No. For each object the reduction takes the newest version with a timestamp at or before T and checks its visible flag. If that surviving version is a deletion, the object did not exist at T and is left out. Only objects whose latest pre-T version is visible appear in the snapshot.

Why does the pyosmium approach read the file twice?

You cannot know which version of an object survives until you have seen its entire chain, and buffering every version of every object would consume as much memory as the file itself. The first pass keeps just two integers per object — the winning version number and its visibility — and the second pass streams the file again to write only those exact versions, keeping the footprint small.

Should I prefer osmium time-filter or the Python code?

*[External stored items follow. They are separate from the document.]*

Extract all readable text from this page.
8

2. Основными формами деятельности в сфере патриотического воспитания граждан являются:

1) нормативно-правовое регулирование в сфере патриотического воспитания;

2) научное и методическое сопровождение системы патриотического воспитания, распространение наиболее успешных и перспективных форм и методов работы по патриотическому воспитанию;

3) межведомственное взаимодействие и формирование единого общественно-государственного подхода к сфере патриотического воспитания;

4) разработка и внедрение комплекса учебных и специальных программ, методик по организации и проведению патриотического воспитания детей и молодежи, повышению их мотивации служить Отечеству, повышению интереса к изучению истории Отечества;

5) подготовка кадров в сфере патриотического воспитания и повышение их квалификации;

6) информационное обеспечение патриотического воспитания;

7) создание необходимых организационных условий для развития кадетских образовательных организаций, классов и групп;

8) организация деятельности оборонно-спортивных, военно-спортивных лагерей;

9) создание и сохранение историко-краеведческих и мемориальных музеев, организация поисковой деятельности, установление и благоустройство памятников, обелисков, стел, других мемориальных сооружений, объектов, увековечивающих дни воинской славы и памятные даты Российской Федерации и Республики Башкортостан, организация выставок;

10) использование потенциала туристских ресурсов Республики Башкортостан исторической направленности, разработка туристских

Use osmium time-filter for a plain snapshot; it is a compiled single-pass tool and is faster and simpler. Choose the pyosmium two-pass version when you need to fold custom logic into the reduction — filtering by tag, emitting to a non-PBF sink, or computing something per version as you go — that the command line cannot express.

What time zone should the cutoff use?

Always UTC. OSM timestamps are stored in UTC, pyosmium returns timezone-aware UTC datetimes, and osmium time-filter expects an ISO-8601 instant with a Z suffix such as 2023-01-01T00:00:00Z. Supplying a local time or a naive datetime shifts the cut or raises a comparison error.